Bluebell bee

I’ve been keeping a vague eye on this plant since it appeared in the front border last week, under its own steam – given how difficult I find it to get things to establish in this soil, I’m always interested to see what chooses to come and live here uninvited. By last weekend it seemed to be resolving into a bluebell, and this morning I realised that it isn’t, as I’d assumed, a seedling of the Spanish bluebells that I have in the back garden, but is in fact a native. Which is very nice (British bluebells for British gardens and all that), but rather begs the question of where it came from, because I don’t remember seeing any anywhere else in the village. I’m not one to look a gift bluebell in the mouth though, so it can stay where it is. I just hope no-one gets the idea that I’ve stolen it from a bluebell wood somewhere.

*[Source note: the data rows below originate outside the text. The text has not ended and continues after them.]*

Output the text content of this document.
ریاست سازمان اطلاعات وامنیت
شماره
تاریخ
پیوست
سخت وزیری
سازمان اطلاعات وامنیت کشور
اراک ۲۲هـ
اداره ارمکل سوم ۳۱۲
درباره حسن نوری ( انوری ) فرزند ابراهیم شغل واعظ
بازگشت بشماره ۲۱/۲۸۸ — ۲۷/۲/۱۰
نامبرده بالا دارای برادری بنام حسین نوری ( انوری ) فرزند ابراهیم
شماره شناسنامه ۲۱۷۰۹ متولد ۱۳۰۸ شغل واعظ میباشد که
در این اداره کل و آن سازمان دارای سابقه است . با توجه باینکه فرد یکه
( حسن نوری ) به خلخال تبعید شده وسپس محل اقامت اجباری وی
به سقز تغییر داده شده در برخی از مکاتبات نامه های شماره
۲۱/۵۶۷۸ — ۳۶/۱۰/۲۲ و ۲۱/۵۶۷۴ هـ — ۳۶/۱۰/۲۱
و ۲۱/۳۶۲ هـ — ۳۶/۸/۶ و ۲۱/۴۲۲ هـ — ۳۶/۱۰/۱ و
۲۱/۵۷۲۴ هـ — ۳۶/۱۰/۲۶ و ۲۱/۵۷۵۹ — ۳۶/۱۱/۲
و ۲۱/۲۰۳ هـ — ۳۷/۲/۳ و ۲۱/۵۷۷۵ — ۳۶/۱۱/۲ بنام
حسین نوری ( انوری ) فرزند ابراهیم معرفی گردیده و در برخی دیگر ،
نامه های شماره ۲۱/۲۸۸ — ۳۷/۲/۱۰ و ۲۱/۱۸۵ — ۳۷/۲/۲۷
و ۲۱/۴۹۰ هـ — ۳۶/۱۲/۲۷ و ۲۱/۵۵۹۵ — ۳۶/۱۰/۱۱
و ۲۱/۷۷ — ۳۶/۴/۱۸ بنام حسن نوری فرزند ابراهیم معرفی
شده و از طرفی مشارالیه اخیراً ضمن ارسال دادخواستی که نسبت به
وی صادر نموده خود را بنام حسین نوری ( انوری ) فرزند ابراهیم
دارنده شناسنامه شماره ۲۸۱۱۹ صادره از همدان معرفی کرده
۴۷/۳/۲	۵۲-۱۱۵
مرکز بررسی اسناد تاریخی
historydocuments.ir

The bee is a female Andrena bicolor, commonly called Andrena bicolor because no-one can remember its other name, which is Gywnne’s mining bee. It’s sad for Gwynne, whoever s/he was, that they managed to get their name attached to one of the commonest of our mining bees, only to have it ignored in favour of the scientific name – but perhaps they’re really famous among entomologists anyway, and it’s only ignorant civilians like me who have no idea who they were. Anyway, the female A. bicolor is about 1cm long, which is pretty small, but quite a bit bigger than the male of the species. I was lucky that she decided to pose momentarily like this, because for the first couple of minutes I was watching her she was little more than a bee-sized blur, going in and out of the bells and collecting pollen for her egg cells. According to Falk she’ll be constructing her nest in some light soil, but where she’s going to find any of that in Worcestershire, I can’t begin to imagine.

In other news, I’ve just finished reading The Noise of Time by Julian Barnes, which is about the life of Shostakovich, but far more about the madness of life in the Soviet Union under Stalin, and the almost unbearable tension between the need to create art, and the need to stay on the right side of a capricious totalitarian regime simply in order to survive. I loved it, and I can’t recommend it too highly.